# 中央資工-計算機組織(下)
:::info
如果你是不幸修到這門課的學弟妹,先為你們默哀3秒鐘。
這是一群準備計算機組織準備到破防的人一起做的筆記,這麼難的考試不能只有我考到
(有些地方不是很完整,請見諒)
> 考完85分簽[name=BendTail]
:::
https://hackmd.io/@U86qbAM7Qp6EYJchUWA5SA/rk-_yUyXC/edit
我懶得整合


# Ch.5 Large and Fast: Exploiting Memory Hierarchy
## Locality
### Temporal Locality
一個item在最近被存取後,則這個item在未來很有可能會再被使用
:::info
Ex: 迴圈中的instructions、迴圈的induction variable
:::
### Spatial Locality
一個item在最近被存取後,則這個item跟他附近的item在未來很有可能會再被使用
:::info
Ex: Array data、連續的instructions
:::
::: success
Ex:
```
for(int i = 0; i < 8; i++){
for(int j = 0; j < 8000; j++){
A[i][j] = A[j][i] + B[i][0];
}
}
```
Temporal: i, j, B[i][0]
Spatial: A[i][j](因為以row major只有A[i][j]會迭代相鄰的東西)
:::
### 晚餐(?
* 優點:量大管飽 便宜 耐用
* 缺點:low performance 高耗能
## Memory Hierarchy
* 將最近存取的資料(及周圍的資料)從disk copy到DRAM
* 將更最近存取的資料(及周圍的資料)從DRAM copy到SRAM(Ex: CPU上的L1 cache)
### Block
Copy的基本單位(可能是好幾個word) **(Spatial locality)**
memory to cache, cache之間的搬移的單位
### Hit
要的資料有在上層,直接存取
:::info
$\text{Hit ratio} = \frac{\text{hits}}{\text{accesses}}$
:::
### Miss
要的資料不在上層
要從下層copy上來再存取
#### Miss Penalty
將資料從下層拿到上層所花的時間
:::info
$\text{Miss ratio} = 1 -\text{Hit ratio}$
:::
## Memory Technology
* Static RAM(SRAM)
* Dynamic RAM(DRAM)
* Magnetic disk

## DRAM
* Uses as main memory
* 用capacitor(電容)的充電狀態表示0或1(充電是0沒充電是1)
* Single transistor used
* 必須固定時間(64ms)更新一次(不然電容中的電會不見)
* Read contents and write back
* 以 row 為單位
### Advanced DRAM Organization
* Bits in a DRAM are organized as a rectangular array
* First active the row.
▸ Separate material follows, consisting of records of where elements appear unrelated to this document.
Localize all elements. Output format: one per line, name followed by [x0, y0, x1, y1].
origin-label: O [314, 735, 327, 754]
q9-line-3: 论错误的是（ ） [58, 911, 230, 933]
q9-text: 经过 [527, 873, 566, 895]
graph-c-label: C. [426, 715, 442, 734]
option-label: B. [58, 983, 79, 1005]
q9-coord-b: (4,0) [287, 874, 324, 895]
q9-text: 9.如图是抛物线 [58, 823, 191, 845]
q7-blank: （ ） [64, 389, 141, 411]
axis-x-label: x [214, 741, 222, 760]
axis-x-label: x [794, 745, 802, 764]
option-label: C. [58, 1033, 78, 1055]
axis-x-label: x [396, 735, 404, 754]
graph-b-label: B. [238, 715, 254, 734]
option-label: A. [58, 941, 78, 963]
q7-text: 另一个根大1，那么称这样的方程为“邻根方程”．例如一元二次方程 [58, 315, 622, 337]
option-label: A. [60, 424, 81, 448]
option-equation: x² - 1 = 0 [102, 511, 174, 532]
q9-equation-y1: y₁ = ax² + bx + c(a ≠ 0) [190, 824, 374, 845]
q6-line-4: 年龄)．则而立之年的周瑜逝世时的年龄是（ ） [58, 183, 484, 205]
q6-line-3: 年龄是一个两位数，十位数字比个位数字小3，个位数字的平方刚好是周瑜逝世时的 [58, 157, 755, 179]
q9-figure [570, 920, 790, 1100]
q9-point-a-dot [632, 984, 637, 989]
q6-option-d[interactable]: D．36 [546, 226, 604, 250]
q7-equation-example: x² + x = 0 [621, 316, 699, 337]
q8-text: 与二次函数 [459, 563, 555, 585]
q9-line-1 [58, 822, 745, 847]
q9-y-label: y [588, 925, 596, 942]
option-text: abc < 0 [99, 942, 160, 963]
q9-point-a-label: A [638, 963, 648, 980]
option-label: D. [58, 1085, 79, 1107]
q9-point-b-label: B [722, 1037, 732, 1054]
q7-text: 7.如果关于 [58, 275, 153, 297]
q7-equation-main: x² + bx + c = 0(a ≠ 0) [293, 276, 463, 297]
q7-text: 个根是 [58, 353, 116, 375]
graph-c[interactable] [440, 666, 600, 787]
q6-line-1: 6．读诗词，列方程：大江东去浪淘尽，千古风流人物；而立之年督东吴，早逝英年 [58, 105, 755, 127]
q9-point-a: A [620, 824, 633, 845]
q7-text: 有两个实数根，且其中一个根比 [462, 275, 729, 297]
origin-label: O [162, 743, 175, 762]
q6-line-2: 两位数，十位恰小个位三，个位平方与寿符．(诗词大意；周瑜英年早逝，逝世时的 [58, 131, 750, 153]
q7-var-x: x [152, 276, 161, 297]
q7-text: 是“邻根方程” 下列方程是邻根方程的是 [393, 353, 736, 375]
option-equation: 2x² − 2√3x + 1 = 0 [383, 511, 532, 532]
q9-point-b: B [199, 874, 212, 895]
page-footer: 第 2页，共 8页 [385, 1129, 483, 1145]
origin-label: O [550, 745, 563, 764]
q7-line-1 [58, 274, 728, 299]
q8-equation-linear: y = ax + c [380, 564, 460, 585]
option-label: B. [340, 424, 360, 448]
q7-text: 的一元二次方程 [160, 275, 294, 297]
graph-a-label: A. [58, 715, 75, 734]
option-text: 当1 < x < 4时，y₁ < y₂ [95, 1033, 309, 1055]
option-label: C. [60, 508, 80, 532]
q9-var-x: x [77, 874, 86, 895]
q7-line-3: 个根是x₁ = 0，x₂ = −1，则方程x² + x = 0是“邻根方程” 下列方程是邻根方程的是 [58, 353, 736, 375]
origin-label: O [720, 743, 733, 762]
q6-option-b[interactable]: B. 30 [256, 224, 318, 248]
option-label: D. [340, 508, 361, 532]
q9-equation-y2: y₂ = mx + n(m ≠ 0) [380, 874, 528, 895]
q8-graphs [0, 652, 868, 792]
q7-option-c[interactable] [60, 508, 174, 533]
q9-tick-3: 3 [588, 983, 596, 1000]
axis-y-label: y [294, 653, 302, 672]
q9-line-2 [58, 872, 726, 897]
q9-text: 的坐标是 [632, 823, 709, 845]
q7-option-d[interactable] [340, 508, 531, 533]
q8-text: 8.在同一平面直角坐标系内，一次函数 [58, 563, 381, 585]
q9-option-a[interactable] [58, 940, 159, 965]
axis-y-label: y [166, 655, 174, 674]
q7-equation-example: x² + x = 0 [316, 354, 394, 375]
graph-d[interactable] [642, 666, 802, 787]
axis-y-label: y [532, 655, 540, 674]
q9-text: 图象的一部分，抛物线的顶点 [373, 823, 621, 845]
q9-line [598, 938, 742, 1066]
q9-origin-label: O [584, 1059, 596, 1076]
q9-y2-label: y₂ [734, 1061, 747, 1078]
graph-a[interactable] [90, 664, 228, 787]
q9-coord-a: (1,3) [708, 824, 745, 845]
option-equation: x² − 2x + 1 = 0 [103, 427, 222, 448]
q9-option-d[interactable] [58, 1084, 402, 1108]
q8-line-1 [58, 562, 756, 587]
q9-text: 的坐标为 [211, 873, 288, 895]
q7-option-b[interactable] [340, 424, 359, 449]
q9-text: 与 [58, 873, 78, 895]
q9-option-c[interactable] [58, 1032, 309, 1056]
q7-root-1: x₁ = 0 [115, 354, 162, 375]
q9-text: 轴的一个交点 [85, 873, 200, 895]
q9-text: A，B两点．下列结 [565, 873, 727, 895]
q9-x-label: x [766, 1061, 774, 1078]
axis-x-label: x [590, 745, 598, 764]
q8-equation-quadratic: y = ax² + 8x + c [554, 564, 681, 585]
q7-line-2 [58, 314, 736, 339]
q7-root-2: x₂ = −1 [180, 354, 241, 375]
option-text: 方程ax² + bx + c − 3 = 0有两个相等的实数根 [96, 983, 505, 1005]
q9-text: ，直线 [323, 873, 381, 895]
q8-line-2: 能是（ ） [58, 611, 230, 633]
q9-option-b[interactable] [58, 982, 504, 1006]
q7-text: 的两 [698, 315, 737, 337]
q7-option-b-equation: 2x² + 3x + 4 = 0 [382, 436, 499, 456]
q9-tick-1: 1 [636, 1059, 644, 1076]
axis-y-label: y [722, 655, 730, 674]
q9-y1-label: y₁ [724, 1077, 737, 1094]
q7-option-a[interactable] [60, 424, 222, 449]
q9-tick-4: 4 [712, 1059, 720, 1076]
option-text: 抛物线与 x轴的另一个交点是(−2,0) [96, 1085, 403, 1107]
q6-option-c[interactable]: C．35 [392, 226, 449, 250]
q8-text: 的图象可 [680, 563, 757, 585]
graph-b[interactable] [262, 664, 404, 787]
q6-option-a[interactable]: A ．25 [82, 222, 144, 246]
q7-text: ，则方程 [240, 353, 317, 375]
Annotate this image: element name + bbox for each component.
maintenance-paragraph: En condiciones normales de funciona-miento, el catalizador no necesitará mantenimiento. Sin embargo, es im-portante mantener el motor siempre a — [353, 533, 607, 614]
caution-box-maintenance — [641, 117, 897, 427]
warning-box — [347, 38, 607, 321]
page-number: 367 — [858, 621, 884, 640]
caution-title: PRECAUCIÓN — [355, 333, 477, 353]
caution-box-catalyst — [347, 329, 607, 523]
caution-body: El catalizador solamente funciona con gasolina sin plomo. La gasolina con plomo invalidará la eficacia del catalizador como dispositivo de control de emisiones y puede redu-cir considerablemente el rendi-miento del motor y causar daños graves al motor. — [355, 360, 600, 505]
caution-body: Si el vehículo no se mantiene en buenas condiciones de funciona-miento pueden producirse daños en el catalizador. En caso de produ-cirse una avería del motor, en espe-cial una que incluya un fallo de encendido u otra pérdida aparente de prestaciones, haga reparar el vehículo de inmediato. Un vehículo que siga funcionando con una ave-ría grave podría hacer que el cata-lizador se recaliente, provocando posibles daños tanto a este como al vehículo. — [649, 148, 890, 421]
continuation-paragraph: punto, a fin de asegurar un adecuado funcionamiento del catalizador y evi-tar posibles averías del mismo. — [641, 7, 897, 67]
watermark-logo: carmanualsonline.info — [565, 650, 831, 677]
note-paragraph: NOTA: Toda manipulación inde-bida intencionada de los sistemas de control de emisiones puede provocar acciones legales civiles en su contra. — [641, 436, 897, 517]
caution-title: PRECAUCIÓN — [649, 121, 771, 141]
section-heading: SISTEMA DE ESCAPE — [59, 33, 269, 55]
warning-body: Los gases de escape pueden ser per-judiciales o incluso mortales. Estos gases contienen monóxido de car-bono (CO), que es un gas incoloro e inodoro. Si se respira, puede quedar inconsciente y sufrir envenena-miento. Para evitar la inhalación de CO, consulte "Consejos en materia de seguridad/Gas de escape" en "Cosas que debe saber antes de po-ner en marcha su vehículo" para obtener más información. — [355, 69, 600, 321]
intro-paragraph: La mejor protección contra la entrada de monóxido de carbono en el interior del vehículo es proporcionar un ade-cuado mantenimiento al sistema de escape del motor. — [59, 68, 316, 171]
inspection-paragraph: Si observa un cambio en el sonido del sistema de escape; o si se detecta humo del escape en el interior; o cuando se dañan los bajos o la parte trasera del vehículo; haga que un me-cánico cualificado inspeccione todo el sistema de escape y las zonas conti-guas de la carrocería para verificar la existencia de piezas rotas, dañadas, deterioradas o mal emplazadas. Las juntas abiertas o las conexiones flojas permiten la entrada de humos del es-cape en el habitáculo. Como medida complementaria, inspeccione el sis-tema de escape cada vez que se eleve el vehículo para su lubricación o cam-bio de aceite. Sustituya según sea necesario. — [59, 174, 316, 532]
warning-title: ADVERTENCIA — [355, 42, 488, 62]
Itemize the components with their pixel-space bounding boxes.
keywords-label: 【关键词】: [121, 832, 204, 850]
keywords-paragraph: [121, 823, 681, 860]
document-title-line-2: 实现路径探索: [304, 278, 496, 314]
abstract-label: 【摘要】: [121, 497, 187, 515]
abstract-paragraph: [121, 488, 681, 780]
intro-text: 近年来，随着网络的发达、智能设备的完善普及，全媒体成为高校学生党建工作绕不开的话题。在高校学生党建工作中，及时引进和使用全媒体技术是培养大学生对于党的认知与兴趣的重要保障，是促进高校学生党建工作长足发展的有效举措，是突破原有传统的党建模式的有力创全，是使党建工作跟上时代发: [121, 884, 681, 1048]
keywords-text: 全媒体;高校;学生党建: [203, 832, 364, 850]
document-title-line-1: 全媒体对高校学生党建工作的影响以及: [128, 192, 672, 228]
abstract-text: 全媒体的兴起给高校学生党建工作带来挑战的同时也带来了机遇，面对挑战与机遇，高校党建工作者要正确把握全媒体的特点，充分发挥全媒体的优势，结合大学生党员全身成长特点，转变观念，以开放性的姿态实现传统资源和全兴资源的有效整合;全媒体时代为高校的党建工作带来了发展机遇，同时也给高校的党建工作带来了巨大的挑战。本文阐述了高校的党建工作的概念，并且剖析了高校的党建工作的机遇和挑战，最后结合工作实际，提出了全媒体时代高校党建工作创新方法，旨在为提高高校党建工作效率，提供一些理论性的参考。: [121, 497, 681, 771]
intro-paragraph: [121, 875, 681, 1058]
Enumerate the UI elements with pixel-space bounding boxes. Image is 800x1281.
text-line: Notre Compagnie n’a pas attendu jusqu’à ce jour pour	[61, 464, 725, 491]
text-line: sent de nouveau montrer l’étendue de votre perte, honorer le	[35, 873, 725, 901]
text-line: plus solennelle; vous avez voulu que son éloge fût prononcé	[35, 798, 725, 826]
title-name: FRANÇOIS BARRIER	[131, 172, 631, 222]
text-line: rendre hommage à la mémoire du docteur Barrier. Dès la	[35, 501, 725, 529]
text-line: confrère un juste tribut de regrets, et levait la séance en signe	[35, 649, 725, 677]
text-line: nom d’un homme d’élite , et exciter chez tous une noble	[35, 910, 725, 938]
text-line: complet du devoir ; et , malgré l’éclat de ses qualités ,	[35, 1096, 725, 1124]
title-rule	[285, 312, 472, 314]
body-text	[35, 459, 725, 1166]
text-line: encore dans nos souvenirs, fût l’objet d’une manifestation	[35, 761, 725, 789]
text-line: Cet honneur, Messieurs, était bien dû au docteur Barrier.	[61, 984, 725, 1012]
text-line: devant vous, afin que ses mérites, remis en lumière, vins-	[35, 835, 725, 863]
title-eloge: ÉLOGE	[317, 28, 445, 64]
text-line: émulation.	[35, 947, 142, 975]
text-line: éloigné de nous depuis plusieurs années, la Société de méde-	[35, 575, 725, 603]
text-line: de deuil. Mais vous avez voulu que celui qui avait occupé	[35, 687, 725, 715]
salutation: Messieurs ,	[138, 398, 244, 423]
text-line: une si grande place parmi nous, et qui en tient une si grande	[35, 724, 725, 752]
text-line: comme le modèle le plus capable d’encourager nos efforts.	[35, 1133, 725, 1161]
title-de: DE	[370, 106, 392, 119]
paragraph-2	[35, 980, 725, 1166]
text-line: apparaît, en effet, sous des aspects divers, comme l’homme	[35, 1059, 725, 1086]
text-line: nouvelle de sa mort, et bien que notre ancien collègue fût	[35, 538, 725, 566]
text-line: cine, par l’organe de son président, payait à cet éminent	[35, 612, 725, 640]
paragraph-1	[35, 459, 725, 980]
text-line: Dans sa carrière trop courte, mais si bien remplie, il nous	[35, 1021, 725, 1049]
DRAM accesses an entire row, then find the target column
* 以一個row 為單位去存取/讀寫,每一個row都有address,通常一個 row 為 32bits 或 64bits
* 在搬移row 資訊時,要重複大小/row size 次 -> Burst Mode 優化
* Burst Mode
* 除了存取指定位址的記憶體外,還會多存取周圍的8~16列(視 bandwidth 大小)記憶體,並存在內部的 row buffer 中,減少定址(addressing)的時間
* Reduce latency
#### Double Data Rate(DDR) DRAM
Transfer on rising and falling clock cycle
#### Quad Data Rate(QDR) DRAM
Separate DDR inputs and outputs

### DRAM Performance Factors
#### Increase Row Buffer size
* DRAM的cache,先從這邊找有沒有目標,沒有再去active row
* 可同時(parallel)讀取和更新好幾個words
* 存取資料更快
#### Synchronous DRAM(SDRAM)
* Allows for consecutive accesses in bursts without needing to send each address(Burst mode)
* Improves bandwidth(頻寬)
#### DRAM Banking
* 可同時存取(每個bank獨立運作)
* Improves bandwidth
### Burst Mode Support
:::info
Ex:

> Burst mode會先把所有column active,省去一個一個column active的時間[name=教授]
> Reduced Access Overhead: It involves transferring multiple data words in a single burst.
:::
## Incrasing Memory Bandwidth
bandwidth = data/latency


:::success
將bus變寬的成本很高,但用bank可在低成本的情況下增加頻寬
:::
## Flash Storage
* Nonvolatile semiconductor storage
* 比disk快100~1000倍
* smaller, low power, more robust(耐用)
* 但cost比disk和DRAM高
### NOR flash
* Random read/write access
* 優點: random access 讀取速度快
* 缺點: bit-alterable 寫入速度慢
:::info
Ex: 嵌入式系統的Instruction memory
:::
### NAND flash
* Block(page)-at-a-time access
* 成本較低
* 缺點: 每一次write 都要改寫
:::info
Ex: USB, media storage
:::
:::warning
Flash bit 1000次access後會wear out(要remap data到較少使用的blocks -> wear leveling)
> 假設你有一個1TB SSD,那在寫入1000TB之後可能就不能用了
:::
## Disk
* Nonvolatile, rotating magnetic storage
* 移動head到track
* 轉動磁盤到對應sector
### Sector
* disk的基本單位
* 用sector ID 定址(Sector ID 不會存到 sector space)
>可以把disk想像成一個一維陣列,要有index才能存取資料[name=教授]
* 目前大小為4096 bytes為主流
#### Error correcting code(ECC)
兩份資料做XOR比對,有1就是有錯誤(不一樣的數值XOR出來會是1)
把要儲存的 data 分成2部分並做XOR,是為 old parity(ECC),每一次 read 時重新計算 new parity,跟 old parity 比對(XOR),如果出現1(old 跟 new 不同)代表為 error bit,可以透過 ECC 做 recovery
#### Latency
1. Job在queue中等待的時間
2. average seek time: 移動head(向內or 向外)的latency
3. rotational latency: 轉動磁盤的latency(平均時間就是轉一圈所需時間乘上1/2)
4. data transfer
5. controller overhead(fixed for operation)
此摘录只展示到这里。